[ad_1]
The heirs of the Spanish dictator Franco were, this Thursday, forced to return the Paço de Meirás, in Galicia, to the Spanish State to fulfill the judicial sentence that granted the mansion to public property. The property has been in the general’s family for 82 years.
The process, which ended at 3 pm, began an hour and a half late because Heritage technicians had to visually check the state of the merchandise before handing over the keys, reports the Spanish newspaper “El País”.
Two of the assets present in the inventory of 697 items that the Franco family could not remove from the place, the Casa das Conchas and an annex to this property, were not part of what was claimed by the State, so they will remain in the hands of the heirs of the dictator.
“The content of Paço de Meirás will continue as it is today with the hope that there will be a final judgment,” explained Consuelo Castro Rey, head of the State Prosecutor’s Office, who underlined the feeling of “historical justice” of this act.
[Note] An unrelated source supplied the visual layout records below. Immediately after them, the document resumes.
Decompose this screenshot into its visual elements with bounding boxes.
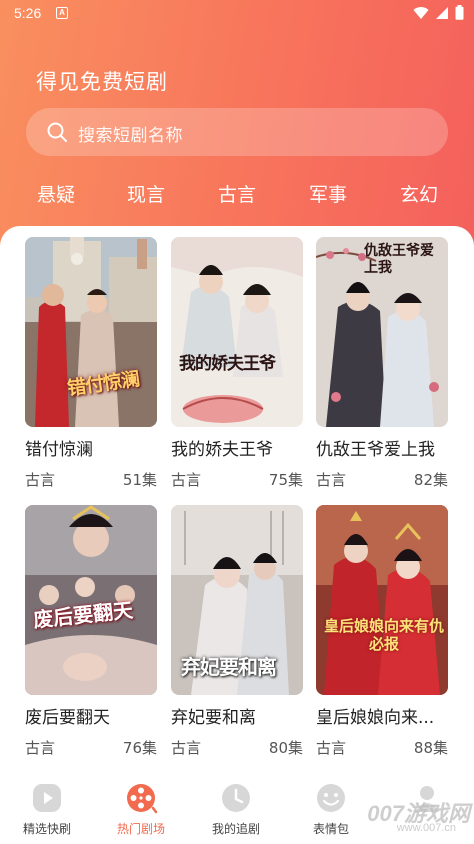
drama-card[interactable]: 我的娇夫王爷 我的娇夫王爷 古言 75集 — [171, 237, 303, 489]
drama-title: 弃妃要和离 — [171, 708, 256, 728]
drama-poster[interactable]: 仇敌王爷爱上我 — [316, 237, 448, 427]
notification-icon: A — [56, 7, 68, 19]
drama-episodes: 88集 — [413, 739, 448, 757]
status-icons — [413, 5, 464, 20]
clock-icon — [222, 784, 250, 812]
signal-icon — [436, 6, 448, 19]
battery-icon — [455, 5, 464, 20]
tab-suspense[interactable]: 悬疑 — [26, 180, 86, 207]
drama-title: 皇后娘娘向来... — [316, 708, 435, 728]
search-icon — [47, 122, 67, 142]
drama-genre: 古言 — [171, 739, 202, 757]
drama-genre: 古言 — [25, 471, 56, 489]
tab-modern-romance[interactable]: 现言 — [116, 180, 176, 207]
nav-label: 热门剧场 — [116, 822, 165, 836]
drama-grid: 错付惊澜 错付惊澜 古言 51集 我的娇夫王爷 我的娇夫王爷 古言 75集 仇敌… — [0, 226, 474, 774]
film-reel-icon — [127, 784, 157, 814]
drama-episodes: 82集 — [413, 471, 448, 489]
tab-military[interactable]: 军事 — [298, 180, 358, 207]
drama-poster[interactable]: 皇后娘娘向来有仇必报 — [316, 505, 448, 695]
poster-title-art: 弃妃要和离 — [181, 655, 277, 679]
drama-poster[interactable]: 我的娇夫王爷 — [171, 237, 303, 427]
drama-card[interactable]: 弃妃要和离 弃妃要和离 古言 80集 — [171, 505, 303, 757]
genre-tabs: 悬疑 现言 古言 军事 玄幻 — [0, 180, 474, 210]
smiley-icon — [317, 784, 345, 812]
drama-genre: 古言 — [316, 739, 347, 757]
drama-episodes: 51集 — [122, 471, 157, 489]
drama-genre: 古言 — [316, 471, 347, 489]
drama-card[interactable]: 仇敌王爷爱上我 仇敌王爷爱上我 古言 82集 — [316, 237, 448, 489]
drama-genre: 古言 — [25, 739, 56, 757]
search-input[interactable]: 搜索短剧名称 — [26, 108, 448, 156]
poster-title-art: 仇敌王爷爱上我 — [364, 243, 434, 276]
tab-fantasy[interactable]: 玄幻 — [389, 180, 449, 207]
drama-episodes: 76集 — [122, 739, 157, 757]
drama-poster[interactable]: 废后要翻天 — [25, 505, 157, 695]
drama-episodes: 80集 — [268, 739, 303, 757]
drama-card[interactable]: 废后要翻天 废后要翻天 古言 76集 — [25, 505, 157, 757]
nav-hot-theater[interactable]: 热门剧场 — [94, 782, 188, 837]
watermark-url: www.007.cn — [396, 822, 456, 834]
nav-label: 精选快刷 — [22, 822, 71, 836]
nav-my-follows[interactable]: 我的追剧 — [189, 782, 283, 837]
wifi-icon — [413, 6, 429, 19]
tab-ancient-romance[interactable]: 古言 — [207, 180, 267, 207]
drama-poster[interactable]: 弃妃要和离 — [171, 505, 303, 695]
drama-title: 错付惊澜 — [25, 440, 93, 460]
drama-title: 仇敌王爷爱上我 — [316, 440, 435, 460]
status-bar: 5:26 A — [0, 0, 474, 28]
drama-poster[interactable]: 错付惊澜 — [25, 237, 157, 427]
search-placeholder: 搜索短剧名称 — [78, 126, 183, 146]
play-icon — [33, 784, 61, 812]
nav-label: 我的追剧 — [211, 822, 260, 836]
nav-label: 表情包 — [312, 822, 349, 836]
app-title: 得见免费短剧 — [36, 70, 168, 94]
nav-stickers[interactable]: 表情包 — [284, 782, 378, 837]
drama-genre: 古言 — [171, 471, 202, 489]
drama-episodes: 75集 — [268, 471, 303, 489]
drama-title: 我的娇夫王爷 — [171, 440, 273, 460]
poster-title-art: 我的娇夫王爷 — [179, 354, 276, 374]
poster-title-art: 皇后娘娘向来有仇必报 — [323, 617, 444, 653]
drama-title: 废后要翻天 — [25, 708, 110, 728]
drama-card[interactable]: 皇后娘娘向来有仇必报 皇后娘娘向来... 古言 88集 — [316, 505, 448, 757]
status-time: 5:26 — [14, 5, 42, 21]
drama-card[interactable]: 错付惊澜 错付惊澜 古言 51集 — [25, 237, 157, 489]
nav-featured[interactable]: 精选快刷 — [0, 782, 94, 837]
“It is the return of a good that reaches the hands from where it should never have come,” he added.
The judicial commission was received at the door of the building by several activists from the Galician Nationalist Bloc who chanted phrases with “the Palace belongs to the people”, “give us back what was stolen” and “Francoism never again.”
The order issued by the Court of First Instance of A Coruña stressed that the experts had to search the gardens and all the divisions of the Palace “to verify that the merchandise was in the same state in which it was when the inspection of the 11 of November”.
After the inspection, the keys to the Paço were handed over to the General State Administration, which has, as of Thursday, 20 business days to determine which merchandise can be delivered to the Franco family.
The Palace will reopen in five or six weeks.